El sobre se deslizó bajo una puerta de la colonia Del Valle. Si en ese instante hubiera podido expresar sus emociones, exhalando, extenuado, habría dicho: “por fin”.
Habían pasado 90 días para llegar a destino. Noventa, desde que un agricultor de 71 años lo entregó en la oficina postal del remoto pueblo argentino de City Bell, tras escribir en el anverso el nombre de una niña de 10 años y su domicilio en México, distante 7 mil 500 kilómetros.
“Te llegó carta”, escuchó mi hija al volver de la escuela.

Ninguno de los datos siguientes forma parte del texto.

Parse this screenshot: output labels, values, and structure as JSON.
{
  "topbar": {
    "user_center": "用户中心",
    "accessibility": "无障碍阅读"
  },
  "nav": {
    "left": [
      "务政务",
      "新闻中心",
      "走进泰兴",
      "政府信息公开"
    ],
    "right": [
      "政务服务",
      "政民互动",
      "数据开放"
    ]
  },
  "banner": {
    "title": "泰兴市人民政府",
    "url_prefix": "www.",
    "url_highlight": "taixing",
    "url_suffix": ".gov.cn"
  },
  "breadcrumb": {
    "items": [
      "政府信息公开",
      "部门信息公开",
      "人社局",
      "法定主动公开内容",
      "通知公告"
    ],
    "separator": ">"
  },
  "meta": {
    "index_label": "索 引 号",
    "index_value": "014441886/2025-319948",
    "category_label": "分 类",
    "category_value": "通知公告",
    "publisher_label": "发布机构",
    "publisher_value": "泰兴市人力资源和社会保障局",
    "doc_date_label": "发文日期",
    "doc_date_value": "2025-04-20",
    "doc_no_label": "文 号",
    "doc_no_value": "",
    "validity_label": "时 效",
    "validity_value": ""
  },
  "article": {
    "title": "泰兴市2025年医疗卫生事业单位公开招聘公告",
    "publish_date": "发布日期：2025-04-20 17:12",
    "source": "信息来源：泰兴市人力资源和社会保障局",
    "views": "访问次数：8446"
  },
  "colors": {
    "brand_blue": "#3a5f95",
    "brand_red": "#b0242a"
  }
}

Su rostro se torció, como si le hablaran en japonés: “¿Una carta?”. La tomó: parecía que en sus palmas no descansara un simple sobre, sino un exótico animal disecado. Leyó su propio nombre y buscó pistas. “Héctor Santiago”, indicaba el remitente. “¡Mi abuelo!”, sonrío, sacó el papel y comenzó a leer.
Su abuelo —un maestro jubilado que con feroz resistencia ha aceptado algo (poquísimo) de la tecnología en su vida, entre radichetas, acelgas, tomates de su huerta sobrevolada por zorzales— había puesto pausa a emails, Skype y cualquier mensaje electrónico.
Volvía al método con que la humanidad se comunicó desde los faraones egipcios 2 mil 400 años antes de Cristo, hasta hace dos décadas cuando el email irrumpió. Buscaba, supongo, que su nieta viviera nuevas sensaciones, distintas a las que crea un dispositivo que anuncia un mensaje cualquiera.
Sentada, atenta, acabó la lectura. “Una carta”, repitió extrañada sin entender la razón de algo tan exótico que sí conocía, pero por Harry Potter: el Colegio Hogwarts aceptaba a los noveles magos y brujas vía cartas distribuidas por lechuzas.
La pequeña metió la hoja en el sobre y me contó una historia que voló en esa carta, esta vez transportada por aviones y no lechuzas. “Dice que un día iban de viaje con mi abu y contigo de bebito. Chocaron y el coche quedó llantas arriba. Nadie estaba herido, pero como traían botes de mermelada de ciruela, se rompieron. Los que los rescataron confundieron la mermelada con sangre”.
Dos días después sonó el teléfono de casa. Mi papá quería noticias de la CDMX: “¿La nena no recibió una carta?”, cuestionó. “La acaba de recibir”, contesté. Hizo cuentas: exactamente había demorado tres meses (como en la época de Tutankamón).
“¡Así es imposible que una carta compita con un email!”, lamentó: su carta había perdido la batalla.
Hoy encendí mi grabadora y pedí a mi hija hablar tres minutos.
—¿Cómo fue recibir una carta?
—Sentí muy lindo porque es bastante camino de Argentina hasta acá. Esa carta voló muchísimo.
—Dime más porque me vas a ayudar a escribir mi columna. ¿Qué diferencia ves entre email y carta?
—Compras un sobre, empacas la carta, la llevas hasta el email de la vida real…
—Se llama “correo”—, interrumpí.
—Ah.
—¿Y luego?
—El abuelo pidió a un señor “mándela hasta México”. Una carta es más importante y personal, en serio él quería que llegara. Un mail lo envías cuando quieras y llega en un instante. Una carta es más cariño.
—Tienes razón. Dedicas tiempo a escribir y caminas hasta el correo. Después pegas las estampillas y el que las recibe tiene pequeños objetos de otro país.
—Y el que manda la carta puede incluir un dibujo.
—Y una florecita seca. Y ponte a pensar: cuando lees la carta estás tocando lo que tocó esa persona que quieres.
—Je, suena antiguo lo de las cartas—, dijo.
—Bueno, regresa a jugar con Lumpi (su mascota), pero contesta lo último: ¿qué recuerdas con más emoción de todo lo que te contó el abuelo?
—Al final de toda la carta ya no escribió con teclado. Escribió con su propia letra, con pluma: “Te quiero mucho, el abuelo”.